Stocks rallied on Tuesday for the first time since Britain’s decision to leave the European Union sent global markets into free fall.
First, the scoreboard:
- Dow: 17,403.46, +263.22, (1.54%)
- S&P 500: 2,035.69, +35.15, (1.76%)
- Nasdaq: 4,692.48, +98.04, (2.13%)
- WTI crude oil: $47.85 +$1.52, (3.3%)
- 10-year yield: 1.456% (-0.004)
- The US economy was not as weak as we initially thought in the first quarter. The Department of Commerce released the third and final (for now) estimate of gross domestic product, which showed 1.1% growth, revised up from the second estimate of 0.8% and the advance print of 0.5%. The first quarter has consistently been revised higher for the past five years, so this improvement was expected. But there was a significant downward revision to personal consumption, which contributes to about 70% of growth. It was dropped to a two-year low of 1.5%, from 1.9%. Economists had expected an upward revision to 2%. Corporate profits were revised higher, and overall gross domestic income was lifted to 2.9%. The more complete data also showed that the gap between exports and imports was narrower than previously thought.
- In other economic data, h ome prices rose less than expected in April, according to the S&P/Case-Shiller home price index. Prices in 20 major cities rose 0.45% month-over-month (0.58% expected) and 5.4% year-over-year. Prices compared to last year rose the most in Portland, Oregon; Seattle, and Denver. But the numbers hid a growing divide between the top and bottom ends of the market, according to Zillow chief economist Svenja Gudell. “Conditions nationwide and in most large metros are much more forgiving for current homeowners looking to move into a bigger, more expensive home than for younger, entry-level buyers just looking to get a toe-hold in the market,” she wrote in a note.

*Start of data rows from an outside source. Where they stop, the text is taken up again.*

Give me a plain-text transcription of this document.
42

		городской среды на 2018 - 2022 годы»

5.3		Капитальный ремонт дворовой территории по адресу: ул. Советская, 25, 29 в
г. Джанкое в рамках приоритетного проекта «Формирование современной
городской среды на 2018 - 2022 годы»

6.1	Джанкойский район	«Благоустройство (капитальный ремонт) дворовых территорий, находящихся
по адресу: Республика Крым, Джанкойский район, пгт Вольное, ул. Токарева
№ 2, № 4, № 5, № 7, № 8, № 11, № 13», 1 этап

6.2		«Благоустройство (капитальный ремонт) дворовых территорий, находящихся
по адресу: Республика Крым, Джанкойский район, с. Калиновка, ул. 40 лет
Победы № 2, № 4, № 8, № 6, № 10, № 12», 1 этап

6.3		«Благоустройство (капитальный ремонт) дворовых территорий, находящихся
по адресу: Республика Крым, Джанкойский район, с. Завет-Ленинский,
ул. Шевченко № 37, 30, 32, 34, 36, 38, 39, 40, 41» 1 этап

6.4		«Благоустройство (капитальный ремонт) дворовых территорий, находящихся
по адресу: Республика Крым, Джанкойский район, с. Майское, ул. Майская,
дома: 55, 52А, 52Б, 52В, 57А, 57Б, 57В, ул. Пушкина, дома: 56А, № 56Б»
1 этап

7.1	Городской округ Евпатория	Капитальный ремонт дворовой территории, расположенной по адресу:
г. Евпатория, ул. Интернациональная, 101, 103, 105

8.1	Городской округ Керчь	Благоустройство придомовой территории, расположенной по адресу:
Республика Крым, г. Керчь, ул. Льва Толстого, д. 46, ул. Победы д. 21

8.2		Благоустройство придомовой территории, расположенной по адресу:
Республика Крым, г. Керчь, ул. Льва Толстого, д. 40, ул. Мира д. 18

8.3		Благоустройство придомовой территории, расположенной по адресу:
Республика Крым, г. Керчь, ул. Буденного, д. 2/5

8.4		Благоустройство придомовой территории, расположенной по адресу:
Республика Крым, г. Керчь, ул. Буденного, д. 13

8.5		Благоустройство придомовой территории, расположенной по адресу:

- Consumer confidence rose more than expected in June. The Conference Board’s consumer confidence index improved to 98 in June from 92.4 in the prior month. The index had flatlined after steady gains in the past few years. It was lifted by a brighter outlook on current conditions, and a rise in the expectations index. “Unless stock prices rebound fully from the drop in recent days, we’ll have to expect confidence to slip back a bit over the summer, but not to disastrously low levels,” said Pantheon Macroeconomics’ Ian Shepherdson.
- Airbnb is raising a new round of funding that would value the company at $30 billion, the New York Times reported. That would triple the home-rental’s valuation from what it was worth two years ago, and would make it the second most valuable privately held tech startup after Uber.
- Prepare for more volatility in markets. The type of sell-off we saw on Friday “is not the ‘one and done’ kind, but rather aftershocks are expected after the global earthquake,” according to JC O’Hara at FBN Securities. O’Hara said that in recent years, downturns such as the financial crisis and the European debt problems produced an initial drawdown and smaller subsequent reactions in the days that followed. That could happen again because the hit was not to a small part of the market. “When global markets, in unison, are hit, the recovery on average is not as robust and more often than not, choppy trading ensues,” O’Hara said.
- The big banks are acting like the Fed just cut rates. In a note, Morgan Stanley equity analyst Betsy Graseck said the drop in bank stocks following the Brexit vote has already baked in a rate cut. The yield on the overnight portion of the yield curve fell five basis points from the pre-Brexit close on Thursday, while the benchmark 10-year yield declined 28 basis points. “If this was all the rate pressure we got, large-cap bank EPS would be down 1-6%,” Graseck and team wrote. “But LC bank stocks are down a larger 6-16% since Thursday, June 23 close.” To be clear, Graseck isn’t arguing the Fed will cut rates. Bets that it will cut have risen since the Brexit vote.